Observons plutôt Poutine préparer sa riposte, en suivant le conseil de Sun Tzu : « Le suprême raffinement dans l’art de la guerre, c’est de s’attaquer aux plans de l’ennemi. ».
Avant la réunion du G20, il a annoncé la suspension de la livraison d’armes à Al-Assad, réitéré sa demande de preuves intangibles d’emploi par la Syrie d’armes chimiques et annoncé un éventuel appui aux sanctions. Il s’est ainsi placé à la « poignée d’éventail stratégique», situation permettant tous les choix. Ainsi il pourra, pour prix de sa participation, exiger un droit de regard sur le plan de frappe et en exploiter les faiblesses. Il pourra aussi disqualifier la force en renvoyant aux Occidentaux, partisans de l’intervention, la question du règlement politique, en se faisant fort d’amener Al-Assad aux négociations. Les Occidentaux et les alliés arabes pourront-ils de leur côté y amener une opposition disparate et querelleuse ? Accepteront-ils que siègent les différents acteurs de cette guerre régionale, notamment l’Iran, le Liban avec toutes ses composantes ? Rien n’est moins sûr.
Le Conseil de sécurité vacille : l’attitude chinoise et russe paraît en être la première responsable. Mais les pays occidentaux ont-ils su rester hors de la mêlée pour jouer le rôle d’arbitre et renforcer le rôle de l’ONU dans la préservation de la paix, notamment par le biais de l’Assemblée générale ?
L’on voit déjà surgir de la crise syrienne un affaiblissement des instances de régulation mondiale, un déséquilibre grandissant au Proche-Orient autour d’un complexe obsidional iranien qu’il serait dangereux de négliger, un encouragement aux ambitions politiques et de puissance soutenues par les pétrodollars et l’exploitation de la religion, qui, les uns et l’autre, permettent la mainmise sur les populations, ici occidentales, là orientales. Enfin, devant une Europe affaiblie, des États–Unis empêtrés dans leurs alliances, s’engagera ensuite la lutte pour la suprématie au Proche-Orient dans l’affrontement de la grandeur ottomane contre la grandeur arabe.
La stratégie est aussi l’art d’anticiper et contrecarrer les évolutions dangereuses. Ces évolutions sont inscrites au quotidien dans les mille tensions entre modes de pensée, visions du monde, comportements, croyances, utopies. À travers ces milles ronces sur un chemin tortueux, sachons faire une route plus directe. L’utilisation des armes chimiques, comme du terrorisme est un crime absolu contre lequel il faut lutter, mais cette lutte passe avant tout par le traitement des causes.

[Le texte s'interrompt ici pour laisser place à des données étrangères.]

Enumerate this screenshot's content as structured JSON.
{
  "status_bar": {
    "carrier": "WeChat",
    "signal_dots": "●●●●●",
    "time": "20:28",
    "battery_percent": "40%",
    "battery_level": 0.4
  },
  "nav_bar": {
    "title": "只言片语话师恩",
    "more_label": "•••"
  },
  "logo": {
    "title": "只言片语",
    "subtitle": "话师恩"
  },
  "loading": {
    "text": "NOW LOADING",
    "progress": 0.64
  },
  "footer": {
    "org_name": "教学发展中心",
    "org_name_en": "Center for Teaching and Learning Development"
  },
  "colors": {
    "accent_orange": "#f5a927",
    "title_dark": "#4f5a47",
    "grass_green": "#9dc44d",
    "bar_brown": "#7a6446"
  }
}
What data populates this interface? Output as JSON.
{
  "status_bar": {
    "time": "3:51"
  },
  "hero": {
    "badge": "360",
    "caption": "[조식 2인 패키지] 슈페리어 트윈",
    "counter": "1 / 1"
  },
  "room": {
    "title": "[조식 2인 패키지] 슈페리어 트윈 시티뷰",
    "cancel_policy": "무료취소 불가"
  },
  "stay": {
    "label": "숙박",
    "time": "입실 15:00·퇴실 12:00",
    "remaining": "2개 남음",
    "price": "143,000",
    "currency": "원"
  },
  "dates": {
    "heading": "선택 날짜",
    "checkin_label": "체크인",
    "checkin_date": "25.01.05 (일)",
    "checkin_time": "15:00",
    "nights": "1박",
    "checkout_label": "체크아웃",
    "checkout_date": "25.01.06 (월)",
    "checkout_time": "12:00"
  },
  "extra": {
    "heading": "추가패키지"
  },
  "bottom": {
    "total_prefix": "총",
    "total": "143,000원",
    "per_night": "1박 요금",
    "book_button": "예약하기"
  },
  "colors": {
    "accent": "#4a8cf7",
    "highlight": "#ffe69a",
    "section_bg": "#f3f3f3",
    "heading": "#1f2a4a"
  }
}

Il y a alors urgence à faire une grande « frappe politique », tant que nous avons encore quelque pouvoir, avec tous les partis en présence. Non seulement parce que la paix doit aussi se négocier avec l’ennemi, mais encore parce qu’il en va du rôle d’arbitre de l’ONU et des membres de son conseil de sécurité. Demain, les 20 Nations les plus puissantes se rassemblent. Invitons-les, non à rejoindre une coalition militaire punitive, mais une conférence d’arbitrage pour construire un plan de stabilité de Proche-Orient qui fasse une place à chacun. Parlons avec les Russes qui détiennent l’une des clés, nous avons l’autre. Exigeons la présence de tous les acteurs, y compris des perturbateurs. Exigeons une attitude digne et responsable des différents acteurs de la rébellion, ce serait déjà pour eux un premier pas vers la démocratie.
L’objectif sera de faire une place pour tous et de la garantir par des engagements internationaux, de faire comprendre qu’il n’y a pas des proies et des chasseurs dans les relations internationales, mais un besoin de juste équilibre de puissance, de garantie des frontières pour protéger les peuples et de gouvernance pour protéger les droits de chacun à l’intérieur de ces frontières. Et derrière ces objectifs, alors oui, mettons la puissance militaire.